With entry barriers low, the danger is always present that the technology landscape will shift again, like it is now doing against the thin film producers. This is why we also keep an eye on emerging technologies.
As you see in the graph above, Suntech is only the sixth most efficient producer of solar panels. This is a bit of a glass half-full or half-empty situation. While not as efficient as Yangli (YGE) and Trina (TSL), there is considerable room for improvement. And indeed, the company is working on these.
It is negotiating long-term polysilicon contracts, as the spot price has fallen way below these. While the impact of these renegotiations will be small, the fall in polysilicon prices itself is very helpful:
A Bloomberg survey estimates that the spot prices of the raw material may continue to fall over 9% over the rest of the year despite prices being at their lowest point in over a decade [trefis]
There are a host of other initiatives going on as well. They have reigned in accounts receivable and inventories to the tune of $65M in Q1 [Q1 CC]. They reduced total production cost by 6% sequentially, but the company has further room for improvement:
We currently target module cost of goods sold of between $0.90 and $0.95 per watt in the second quarter, around $0.80 in the third quarter and less than $0.75 by the end of the year.
And we now expect our end of year wafer processing cost to be $0.15 per watt from $0.22 per watt previously. [Q1 CC]
Trina solar has indicated that they are already at poly to module conversion costs of 58 cents and expect those costs to fall to 50 cents or below by year end - ten cents below STP's target. [Clean Energy Intel]

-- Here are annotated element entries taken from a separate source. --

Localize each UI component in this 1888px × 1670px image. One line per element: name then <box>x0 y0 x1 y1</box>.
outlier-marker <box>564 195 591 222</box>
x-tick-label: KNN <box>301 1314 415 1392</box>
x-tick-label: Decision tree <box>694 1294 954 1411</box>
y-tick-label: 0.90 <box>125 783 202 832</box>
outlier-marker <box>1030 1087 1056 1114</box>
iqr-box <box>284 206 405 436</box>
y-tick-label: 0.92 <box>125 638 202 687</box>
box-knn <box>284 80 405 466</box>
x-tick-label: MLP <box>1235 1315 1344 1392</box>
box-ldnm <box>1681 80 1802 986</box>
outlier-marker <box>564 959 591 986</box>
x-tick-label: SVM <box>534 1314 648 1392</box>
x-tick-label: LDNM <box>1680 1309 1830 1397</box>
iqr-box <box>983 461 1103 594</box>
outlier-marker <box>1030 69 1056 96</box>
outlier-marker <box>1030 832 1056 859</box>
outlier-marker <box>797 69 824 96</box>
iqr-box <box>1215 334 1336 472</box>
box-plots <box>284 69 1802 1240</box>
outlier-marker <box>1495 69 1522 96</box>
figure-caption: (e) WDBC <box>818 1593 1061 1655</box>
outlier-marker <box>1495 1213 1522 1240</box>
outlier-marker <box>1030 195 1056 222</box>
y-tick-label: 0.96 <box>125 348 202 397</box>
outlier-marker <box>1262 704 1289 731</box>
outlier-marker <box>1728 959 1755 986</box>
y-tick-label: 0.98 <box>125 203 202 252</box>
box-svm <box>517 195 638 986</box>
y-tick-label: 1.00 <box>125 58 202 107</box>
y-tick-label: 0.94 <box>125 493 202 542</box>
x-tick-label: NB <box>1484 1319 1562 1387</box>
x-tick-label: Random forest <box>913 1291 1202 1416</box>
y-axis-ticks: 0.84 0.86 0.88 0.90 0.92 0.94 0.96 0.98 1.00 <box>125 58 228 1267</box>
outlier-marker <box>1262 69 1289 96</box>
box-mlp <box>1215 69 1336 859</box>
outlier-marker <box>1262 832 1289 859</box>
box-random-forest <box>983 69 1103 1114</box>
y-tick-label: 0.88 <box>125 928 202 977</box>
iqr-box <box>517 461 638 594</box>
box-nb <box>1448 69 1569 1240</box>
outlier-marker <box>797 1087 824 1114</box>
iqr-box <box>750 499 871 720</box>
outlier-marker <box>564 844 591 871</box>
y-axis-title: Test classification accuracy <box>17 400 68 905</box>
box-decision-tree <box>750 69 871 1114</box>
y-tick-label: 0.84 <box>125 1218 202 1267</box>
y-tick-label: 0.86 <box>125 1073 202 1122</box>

No, the figures are not pretty, far from it. But the market has started to rebalance and the aggressive recent Chinese targets could, together with declining capacity, be a game changer. While Suntech suffers from falling ASPs as much as any solar supplier, it is producing relatively close to full capacity, commands a slight premium in prices, and has ample room to reduce cost.
This market can turn on a dime, the first whiff of good news can propel these solar stocks higher by tens of percentage points. You can either wait for that moment, which can't be far off, or start accumulating already on dips.